B) Quanto ao trabalho efetivo com o texto:
B1) Via leitura: o candidato deve ser capaz de participar cooperativamente
na interpretação e na reconstrução do sentido e das intenções pretendidas
pelo autor e sugeridas pelo texto; mostrar conhecimento prévio que o
capacite a fazer relações intertextuais, interdiscursivas a partir do que
sugerem os textos em seus diferentes gêneros; apresentar um repertório
linguístico satisfatório para exercer as atividades sociais inerentes à sua
realidade sociointeracional no ensino superior.
B2) Via escrita: o candidato deve reconhecer e mostrar que a escrita é uma
atividade colaborativa. E, que, portanto, escreve-se para um interlocutor,
pois a escrita cumpre funções socialmente relevantes.

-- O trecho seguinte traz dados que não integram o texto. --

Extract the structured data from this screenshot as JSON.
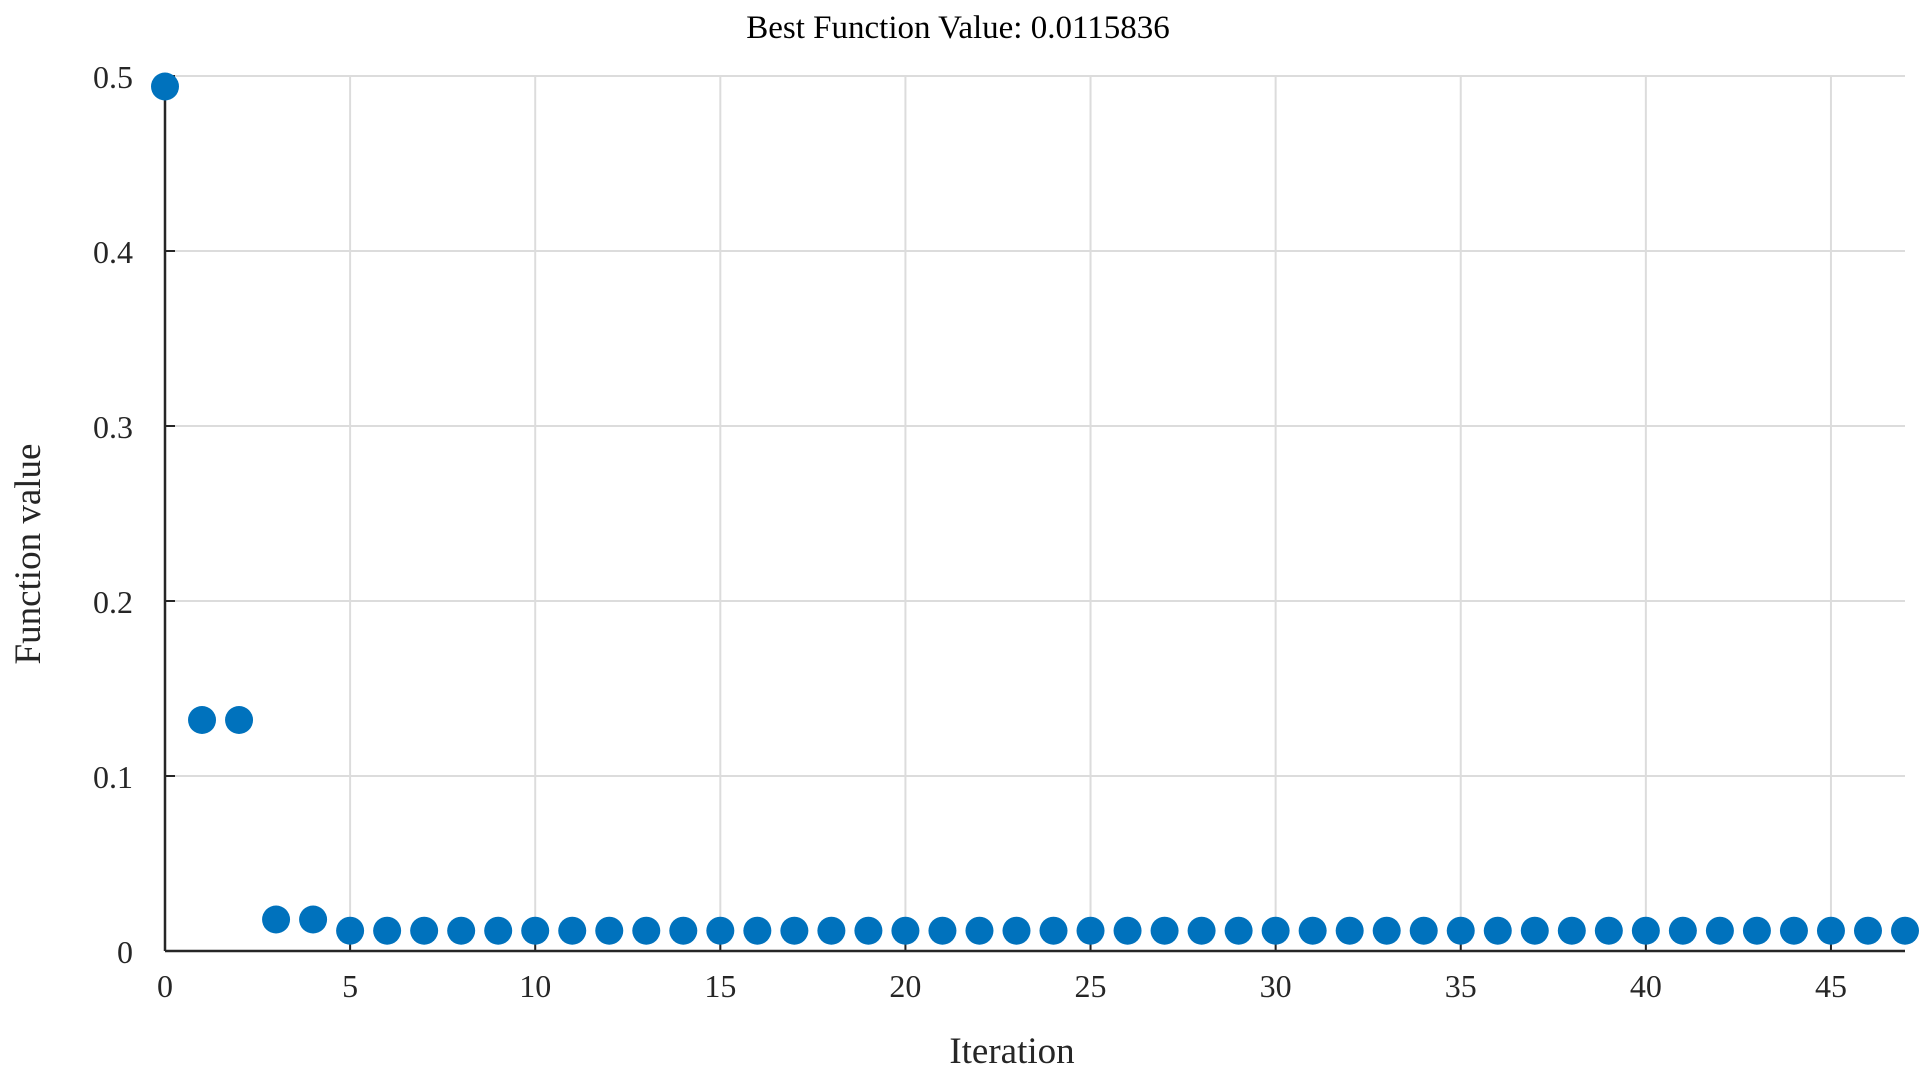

Comunicar, persuadir,
alterar comportamento, seduzir, maltratar, denunciar, alertar, ensinar,
oferecer experiência sensível etc., essas diferentes funções levam à
variação das formas da escrita e, consequentemente, a diferentes modos de
realização via gêneros, logo, a escrita exige condições de produção e de
recepção diferentes daquelas atribuídas à fala.
Em termos gerais, a noção de gêneros permeia as principais habilidades
envolvidas no ensino de língua portuguesa e pode ser operacionalizada para avaliar a
habilidade de leitura e de interpretação de textos verbais e não verbais, a proficiência
escrita em situações sociais diversificadas, o uso das expressões lingüísticas para
produzir sentidos e a análise da materialidade lingüística a serviço da realização de
eventos discursivos gerais.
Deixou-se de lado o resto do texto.